Cześć, ostatnio tj. od czasu kiedy temperatury zaczynają spadać poniżej zera zauważyłem pewną rzecz przy odpalaniu auta.
Kluczyk w stacyjkę, zapłon i odpalamy - no i właśnie, do tej pory startował bez problemu i obroty były od razu na 1000, teraz (zaznaczę, że zdarza się to sporadycznie, nie ma tutaj reguły czy jest -6 czy 0 ) najpierw wskakuje na 900 a dosłownie chwilę później "dobija" do 1000. Ta chwila to max 1 sekunda, możliwe, że jeszcze mniej.
Po za tym nie ma problemu z odpalaniem, pali od strzała (ostatnio miałem u siebie -10, odpalił bez zająknięcia), nie kręci, fis nie pokazuje żadnych błędów, komp z resztą też.
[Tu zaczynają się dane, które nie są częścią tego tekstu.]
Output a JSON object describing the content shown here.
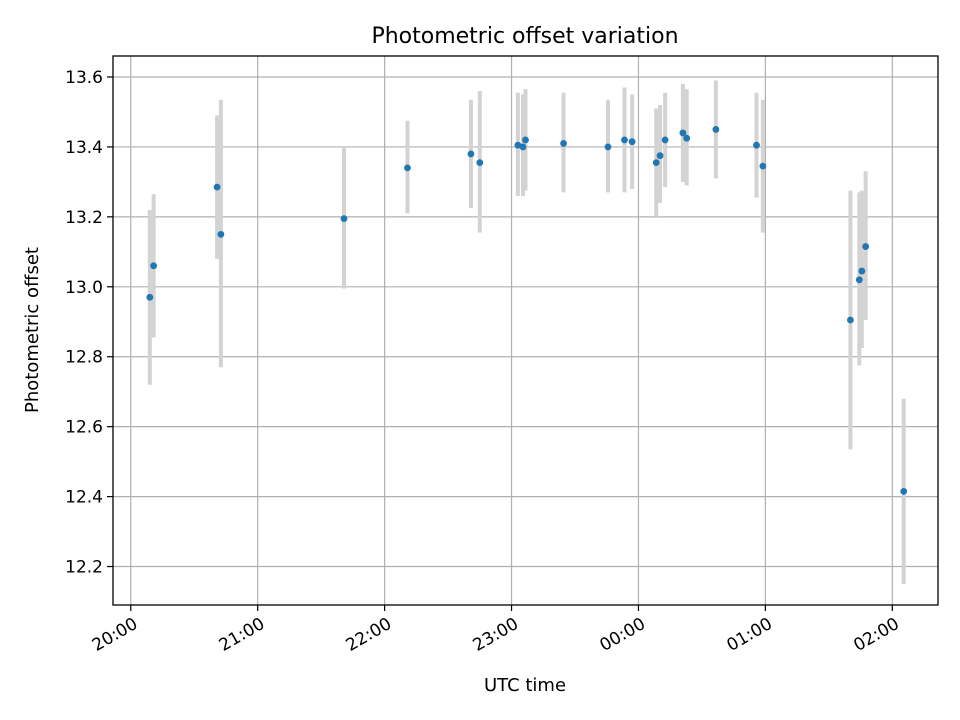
{
  "chart_data": {
    "type": "scatter",
    "title": "Photometric offset variation",
    "xlabel": "UTC time",
    "ylabel": "Photometric offset",
    "x_unit": "hours since 20:00 UTC",
    "xlim": [
      -0.14,
      6.36
    ],
    "ylim": [
      12.09,
      13.66
    ],
    "grid": true,
    "colors": {
      "marker": "#1f77b4",
      "errorbar": "#d3d3d3"
    },
    "x_ticks": [
      {
        "value": 0,
        "label": "20:00"
      },
      {
        "value": 1,
        "label": "21:00"
      },
      {
        "value": 2,
        "label": "22:00"
      },
      {
        "value": 3,
        "label": "23:00"
      },
      {
        "value": 4,
        "label": "00:00"
      },
      {
        "value": 5,
        "label": "01:00"
      },
      {
        "value": 6,
        "label": "02:00"
      }
    ],
    "y_ticks": [
      {
        "value": 12.2,
        "label": "12.2"
      },
      {
        "value": 12.4,
        "label": "12.4"
      },
      {
        "value": 12.6,
        "label": "12.6"
      },
      {
        "value": 12.8,
        "label": "12.8"
      },
      {
        "value": 13.0,
        "label": "13.0"
      },
      {
        "value": 13.2,
        "label": "13.2"
      },
      {
        "value": 13.4,
        "label": "13.4"
      },
      {
        "value": 13.6,
        "label": "13.6"
      }
    ],
    "points": [
      {
        "x": 0.15,
        "y": 12.97,
        "lo": 12.72,
        "hi": 13.22
      },
      {
        "x": 0.18,
        "y": 13.06,
        "lo": 12.855,
        "hi": 13.265
      },
      {
        "x": 0.68,
        "y": 13.285,
        "lo": 13.08,
        "hi": 13.49
      },
      {
        "x": 0.71,
        "y": 13.15,
        "lo": 12.77,
        "hi": 13.535
      },
      {
        "x": 1.68,
        "y": 13.195,
        "lo": 12.995,
        "hi": 13.4
      },
      {
        "x": 2.18,
        "y": 13.34,
        "lo": 13.21,
        "hi": 13.475
      },
      {
        "x": 2.68,
        "y": 13.38,
        "lo": 13.225,
        "hi": 13.535
      },
      {
        "x": 2.75,
        "y": 13.355,
        "lo": 13.155,
        "hi": 13.56
      },
      {
        "x": 3.05,
        "y": 13.405,
        "lo": 13.26,
        "hi": 13.555
      },
      {
        "x": 3.09,
        "y": 13.4,
        "lo": 13.26,
        "hi": 13.55
      },
      {
        "x": 3.11,
        "y": 13.42,
        "lo": 13.275,
        "hi": 13.565
      },
      {
        "x": 3.41,
        "y": 13.41,
        "lo": 13.27,
        "hi": 13.555
      },
      {
        "x": 3.76,
        "y": 13.4,
        "lo": 13.27,
        "hi": 13.535
      },
      {
        "x": 3.89,
        "y": 13.42,
        "lo": 13.27,
        "hi": 13.57
      },
      {
        "x": 3.95,
        "y": 13.415,
        "lo": 13.28,
        "hi": 13.55
      },
      {
        "x": 4.14,
        "y": 13.355,
        "lo": 13.2,
        "hi": 13.51
      },
      {
        "x": 4.17,
        "y": 13.375,
        "lo": 13.24,
        "hi": 13.52
      },
      {
        "x": 4.21,
        "y": 13.42,
        "lo": 13.285,
        "hi": 13.555
      },
      {
        "x": 4.35,
        "y": 13.44,
        "lo": 13.3,
        "hi": 13.58
      },
      {
        "x": 4.38,
        "y": 13.425,
        "lo": 13.29,
        "hi": 13.565
      },
      {
        "x": 4.61,
        "y": 13.45,
        "lo": 13.31,
        "hi": 13.59
      },
      {
        "x": 4.93,
        "y": 13.405,
        "lo": 13.255,
        "hi": 13.555
      },
      {
        "x": 4.98,
        "y": 13.345,
        "lo": 13.155,
        "hi": 13.535
      },
      {
        "x": 5.67,
        "y": 12.905,
        "lo": 12.535,
        "hi": 13.275
      },
      {
        "x": 5.74,
        "y": 13.02,
        "lo": 12.775,
        "hi": 13.27
      },
      {
        "x": 5.76,
        "y": 13.045,
        "lo": 12.825,
        "hi": 13.275
      },
      {
        "x": 5.79,
        "y": 13.115,
        "lo": 12.905,
        "hi": 13.33
      },
      {
        "x": 6.09,
        "y": 12.415,
        "lo": 12.15,
        "hi": 12.68
      }
    ]
  }
}
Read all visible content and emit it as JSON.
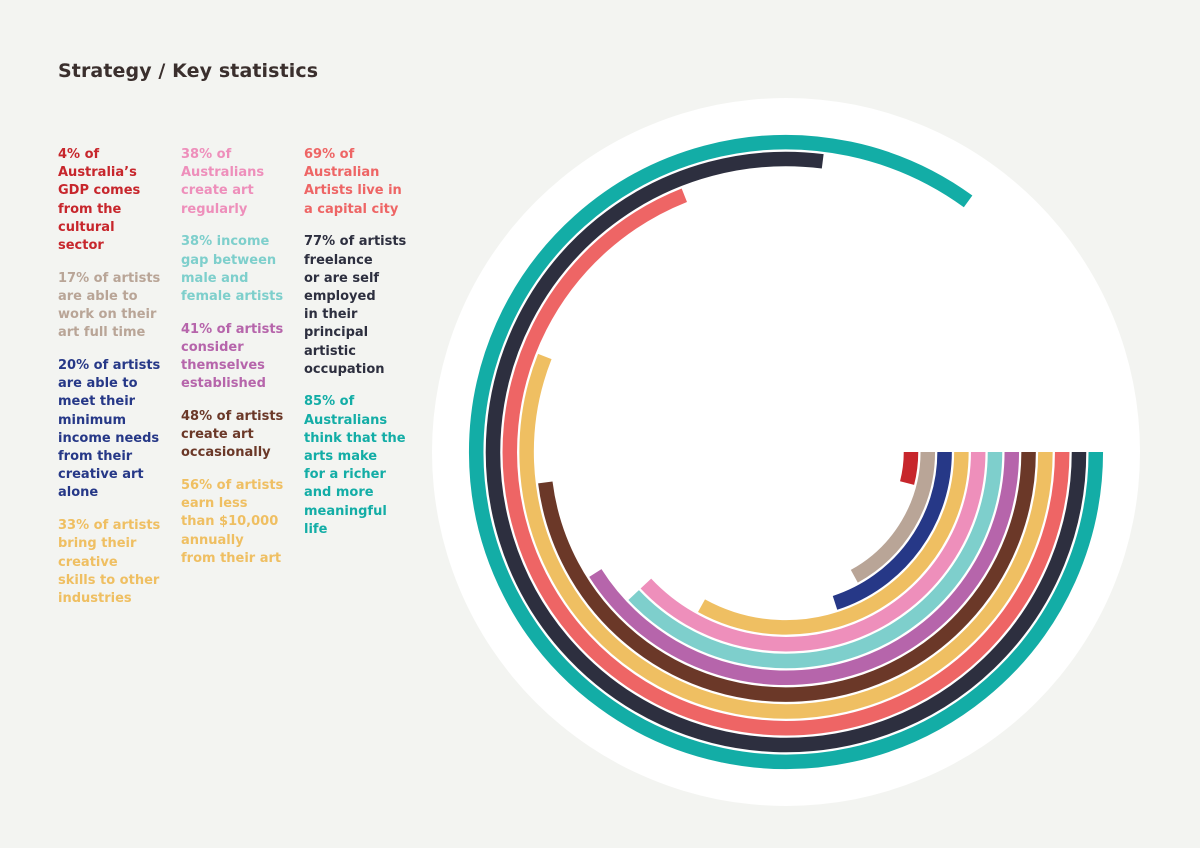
{
  "page": {
    "title": "Strategy / Key statistics"
  },
  "stats_columns": [
    [
      {
        "text": "4% of Australia’s GDP comes from the cultural sector",
        "lines": [
          "4% of",
          "Australia’s",
          "GDP comes",
          "from the",
          "cultural",
          "sector"
        ],
        "color": "#c7262c"
      },
      {
        "text": "17% of artists are able to work on their art full time",
        "lines": [
          "17% of artists",
          "are able to",
          "work on their",
          "art full time"
        ],
        "color": "#b9a597"
      },
      {
        "text": "20% of artists are able to meet their minimum income needs from their creative art alone",
        "lines": [
          "20% of artists",
          "are able to",
          "meet their",
          "minimum",
          "income needs",
          "from their",
          "creative art",
          "alone"
        ],
        "color": "#263887"
      },
      {
        "text": "33% of artists bring their creative skills to other industries",
        "lines": [
          "33% of artists",
          "bring their",
          "creative",
          "skills to other",
          "industries"
        ],
        "color": "#efbf62"
      }
    ],
    [
      {
        "text": "38% of Australians create art regularly",
        "lines": [
          "38% of",
          "Australians",
          "create art",
          "regularly"
        ],
        "color": "#ee8fbb"
      },
      {
        "text": "38% income gap between male and female artists",
        "lines": [
          "38% income",
          "gap between",
          "male and",
          "female artists"
        ],
        "color": "#7ecfcc"
      },
      {
        "text": "41% of artists consider themselves established",
        "lines": [
          "41% of artists",
          "consider",
          "themselves",
          "established"
        ],
        "color": "#b665ab"
      },
      {
        "text": "48% of artists create art occasionally",
        "lines": [
          "48% of artists",
          "create art",
          "occasionally"
        ],
        "color": "#6b3828"
      },
      {
        "text": "56% of artists earn less than $10,000 annually from their art",
        "lines": [
          "56% of artists",
          "earn less",
          "than $10,000",
          "annually",
          "from their art"
        ],
        "color": "#efbf62"
      }
    ],
    [
      {
        "text": "69% of Australian Artists live in a capital city",
        "lines": [
          "69% of",
          "Australian",
          "Artists live in",
          "a capital city"
        ],
        "color": "#ee6565"
      },
      {
        "text": "77% of artists freelance or are self employed in their principal artistic occupation",
        "lines": [
          "77% of artists",
          "freelance",
          "or are self",
          "employed",
          "in their",
          "principal",
          "artistic",
          "occupation"
        ],
        "color": "#2d2f3f"
      },
      {
        "text": "85% of Australians think that the arts make for a richer and more meaningful life",
        "lines": [
          "85% of",
          "Australians",
          "think that the",
          "arts make",
          "for a richer",
          "and more",
          "meaningful",
          "life"
        ],
        "color": "#13ada6"
      }
    ]
  ],
  "chart_data": {
    "type": "radial-bar",
    "title": "",
    "unit": "percent",
    "series": [
      {
        "name": "4% of Australia’s GDP comes from the cultural sector",
        "value": 4,
        "color": "#c7262c"
      },
      {
        "name": "17% of artists are able to work on their art full time",
        "value": 17,
        "color": "#b9a597"
      },
      {
        "name": "20% of artists are able to meet their minimum income needs from their creative art alone",
        "value": 20,
        "color": "#263887"
      },
      {
        "name": "33% of artists bring their creative skills to other industries",
        "value": 33,
        "color": "#efbf62"
      },
      {
        "name": "38% of Australians create art regularly",
        "value": 38,
        "color": "#ee8fbb"
      },
      {
        "name": "38% income gap between male and female artists",
        "value": 38,
        "color": "#7ecfcc"
      },
      {
        "name": "41% of artists consider themselves established",
        "value": 41,
        "color": "#b665ab"
      },
      {
        "name": "48% of artists create art occasionally",
        "value": 48,
        "color": "#6b3828"
      },
      {
        "name": "56% of artists earn less than $10,000 annually from their art",
        "value": 56,
        "color": "#efbf62"
      },
      {
        "name": "69% of Australian Artists live in a capital city",
        "value": 69,
        "color": "#ee6565"
      },
      {
        "name": "77% of artists freelance or are self employed in their principal artistic occupation",
        "value": 77,
        "color": "#2d2f3f"
      },
      {
        "name": "85% of Australians think that the arts make for a richer and more meaningful life",
        "value": 85,
        "color": "#13ada6"
      }
    ]
  }
}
Świece sprawdzane - oporność w okolicach 1,25 oma na każdej. Producenta świec niestety nie sprawdziłem.
Jest się czym przejmować i szukać dziury w całym ?
Nie sprawdzałem jeszcze aku ale raczej to nie tutaj problem. Może to przez zużyte świece ? (piszę zużyte bo podejrzewam, że nówki mają duzo mniejsza oporność)
Tak ma być przy niższych temperaturach ? Tak twierdził mechanik :D To moje pierwsze auto, o takich rzeczach mam zerowe pojęcie a mechanikom z okolicy nie wierzę (już wystarczy, że jeden z najbardziej zaufanych, który był przy kupnie fury przegapił/zataił sporo rzeczy i już władowałem w auto nowe poduchy silnika i skrzyni, sprężyny i jakieś mniejsze ale kosztowne pierdoły).
A4 B7 Avant 1.9TDI BRB
Bardzo prosze o jakieś rady, pomysły bo skończy się na tym, że powymieniam aku, świece a problemu nie rozwiążę.
I prosił bym o nie pisanie czegoś w stylu "jeździć obserwować" albo "dopóki odpala to nie ma co grzebać".